LiveBinder: Social Bookmarking and Knowledge Sharing
I recently came across another example of social bookmarking that caught me eye – it’s called ‘LiveBinders’ and it’s very simple to use. Instead of saving the link to something like Delicious this lets you organise the link as a tab and you can see the content/link in the page – much as you would do with a file divider in a folder/binder.
What is LiveBinders?
Here’s a natty little overview video from the lovely people at LiveBinders:
How can I use LiveBinders?
LiveBinders is intended as a way for you to bookmark and showcase the page/work in the original manner the material was first published. The best way to quickly and easily use LiveBinders is to install the browser ‘bookmark tool‘ by dragging the widget to your taskbar – from here all you have to do is click this when you’re reading a page you want to save to your binder (or a new one) – much the same way my Delicious widget works!!
LiveBinders Cover
You don’t have to choose the thumbnail image as the ‘cover’ for the binder from the selection made out of the URLs you’ve saved/used – you can use the ‘insert media’ option under the ‘edit menu’ (for the binder you are currently viewing) and search Flickr images (yours or not) and use that as the binder cover.
Working Example(s)
You can link to a LiveBinders or embed it in your website or blog page. Here’s an example of one I’ve put together quickly for a demonstration:
Here is one put together by Innovative Tools, called “Web 2.0: Online Collaboration“, and it should look like the screen shot below:
Summary
So, is it any good then? Yes it is, but it wont replace Delicious for me, but it is a really good way to showcase website content in the manor it was originally written and presented – excellent for a class project where many students are contributing content and reading materials (and images through the Flickr interface).

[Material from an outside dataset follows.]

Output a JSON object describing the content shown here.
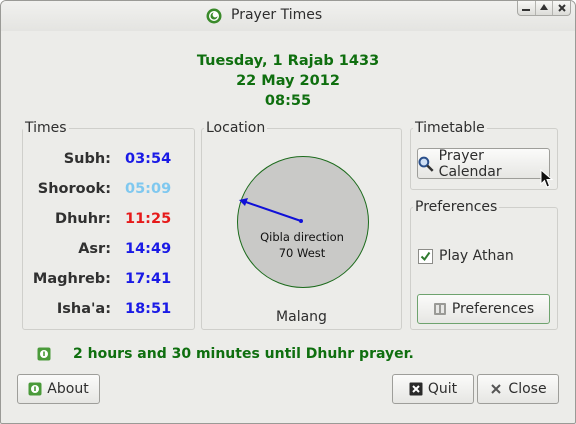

If the lovely bods at LiveBinders can sort the method and display on the embed option (I think the small thumbnail icon could be a little bigger and enabled to be more prominent on the web page.
I also had a few minor issues with one of my binders while I was preparing this, and Tina (or Barbara) was able to help through Twitter, in real time … marvellous, thanks girls!
This will be one application that is worth keeping an eye on, see where development and customer feedback take it.
I think this looks like a great way to organize sites for my students. I have links for them to visit but having them grouped like this seems like a great way to help them review them and see similarities. Sometimes, I think it is easy to overwhelm the students with so many links.
Doing this, we may have only 1 link.
There is another similar site at : http://www.jogtheweb.com/ Where you put pages together into a book.
I have not investigated them enough to compare yet- but I bet we are going to see more like this.
Greetings from Alabama! I am a college student majoring in Elementary Education, and I came across your blog in an assignment from one of my classes. I like this idea of social bookmarking, and I think having the binder format of sorts is a really good idea! That way, when you have a link to add, you can sort it into topic and so on.